I have every right to provide some stereotypical conclusions. So, please forgive these memories of the last three and a half decades of practicing law. Let’s start with a newspaper article about my husband and me after we won the regionals of a trial competition in law school. We weren’t married then, nor dating. The newspaper referred to me as “Miss Kelley” and to him as “Sousa.” Skip ahead to a trial I had in the ‘80s in a nearby small town. Lugging a boxy briefcase up the four hundred courthouse stairs, I gladly accepted a deputy’s offer to carry it in for me. I still had a “banker’s box” on my left hip. Once in the courtroom, opposing counsel and I spent a good bit of time talking. The gavel banged, the judge took the bench, and everyone sat down. Where was my briefcase with my motions file? Locating the deputy beside the bench, I mouthed “where is it?” With a kind-hearted look of “my bad,” he pointed to it underneath the court reporter’s desk. He didn’t think I was a lawyer, despite my suit and my “suitcase.”

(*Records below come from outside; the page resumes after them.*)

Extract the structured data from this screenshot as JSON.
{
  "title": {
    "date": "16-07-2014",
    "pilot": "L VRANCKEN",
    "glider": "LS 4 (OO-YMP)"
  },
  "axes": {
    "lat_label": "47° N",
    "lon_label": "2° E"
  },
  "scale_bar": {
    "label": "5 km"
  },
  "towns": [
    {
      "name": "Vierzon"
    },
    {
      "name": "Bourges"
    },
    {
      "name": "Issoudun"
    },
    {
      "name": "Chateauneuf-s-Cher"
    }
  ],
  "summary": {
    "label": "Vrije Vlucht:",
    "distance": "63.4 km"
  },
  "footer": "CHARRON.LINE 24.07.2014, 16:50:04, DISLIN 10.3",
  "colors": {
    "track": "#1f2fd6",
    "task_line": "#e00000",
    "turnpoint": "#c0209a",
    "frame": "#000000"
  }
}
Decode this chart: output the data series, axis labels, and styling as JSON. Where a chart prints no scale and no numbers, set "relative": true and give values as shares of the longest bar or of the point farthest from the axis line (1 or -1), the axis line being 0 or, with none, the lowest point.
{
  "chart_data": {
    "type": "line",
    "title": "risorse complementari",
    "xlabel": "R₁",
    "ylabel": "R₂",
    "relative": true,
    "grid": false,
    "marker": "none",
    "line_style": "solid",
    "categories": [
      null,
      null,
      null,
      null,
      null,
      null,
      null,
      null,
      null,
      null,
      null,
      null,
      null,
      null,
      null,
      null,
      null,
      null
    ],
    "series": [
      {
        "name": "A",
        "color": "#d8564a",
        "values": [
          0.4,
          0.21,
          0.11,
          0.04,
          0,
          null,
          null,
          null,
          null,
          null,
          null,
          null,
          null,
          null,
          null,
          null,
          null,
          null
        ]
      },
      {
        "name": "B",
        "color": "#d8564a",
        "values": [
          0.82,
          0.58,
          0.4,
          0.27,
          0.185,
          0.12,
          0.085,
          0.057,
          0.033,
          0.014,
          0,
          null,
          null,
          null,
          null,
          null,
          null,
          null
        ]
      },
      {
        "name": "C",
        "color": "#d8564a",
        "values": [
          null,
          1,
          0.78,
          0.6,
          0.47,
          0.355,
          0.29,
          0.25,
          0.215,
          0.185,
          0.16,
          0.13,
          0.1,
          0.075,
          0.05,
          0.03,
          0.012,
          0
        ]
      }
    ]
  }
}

I married my trial partner the year after law school, and a few years later, our first baby was on the way. Maternity wear back then looked like tents. I had one or two pairs of huge elastic waist pants and a couple of big sweatshirts, but I wore those to the office – if I ever did — only at the very end when I would have subconsciously welcomed being fired. Otherwise, I wore dresses, some with icky bow ties. I had my first child on his due date, and I worked the evening before to finish a federal court motion for summary judgment. I still have the memo I wrote to our office manager, asking that no one disclose my maternity leave or that I had been pregnant. I drove up a nearby hill with my little guy in his car seat to get clear reception and check my voicemail messages. I remember crying after ignoring his crying (muffled by two closed doors between his nursery and our bedroom) during a phone call to a client in New York. I returned to work only eight weeks later. Back at the office, it was rare to take time off for anything that wasn’t considered a necessity, like doctors’ appointments. Thoughts of reducing my hours never crossed my mind; to pay for our bundle of love, we needed both paychecks more than ever. Flex time – what was that?
Trust me; I applaud the young women of today. Wearing their slimming, stretchy and comfortable clothing, they are enjoying the fruits of the women who came before—the ones who helped employers realize that what a firm might lose in maternity-leave-revenue, it would gain in increased loyalty from its female workforce. I may wish I had dressed more comfortably, taken more time off to spend with my babies, or adjusted my work schedule. And, I may have made more money had I changed firms a time or two or three. But, I will forever be grateful for landing a job at Smith Debnam right after a summer clerkship, making partner when I was too naïve to understand just what that meant, practicing law for so many years with good, supportive lawyers, and retaining the same direct phone number and email address for decades. Familiarity. Comfort. Consistency. Maybe it’s a woman thing.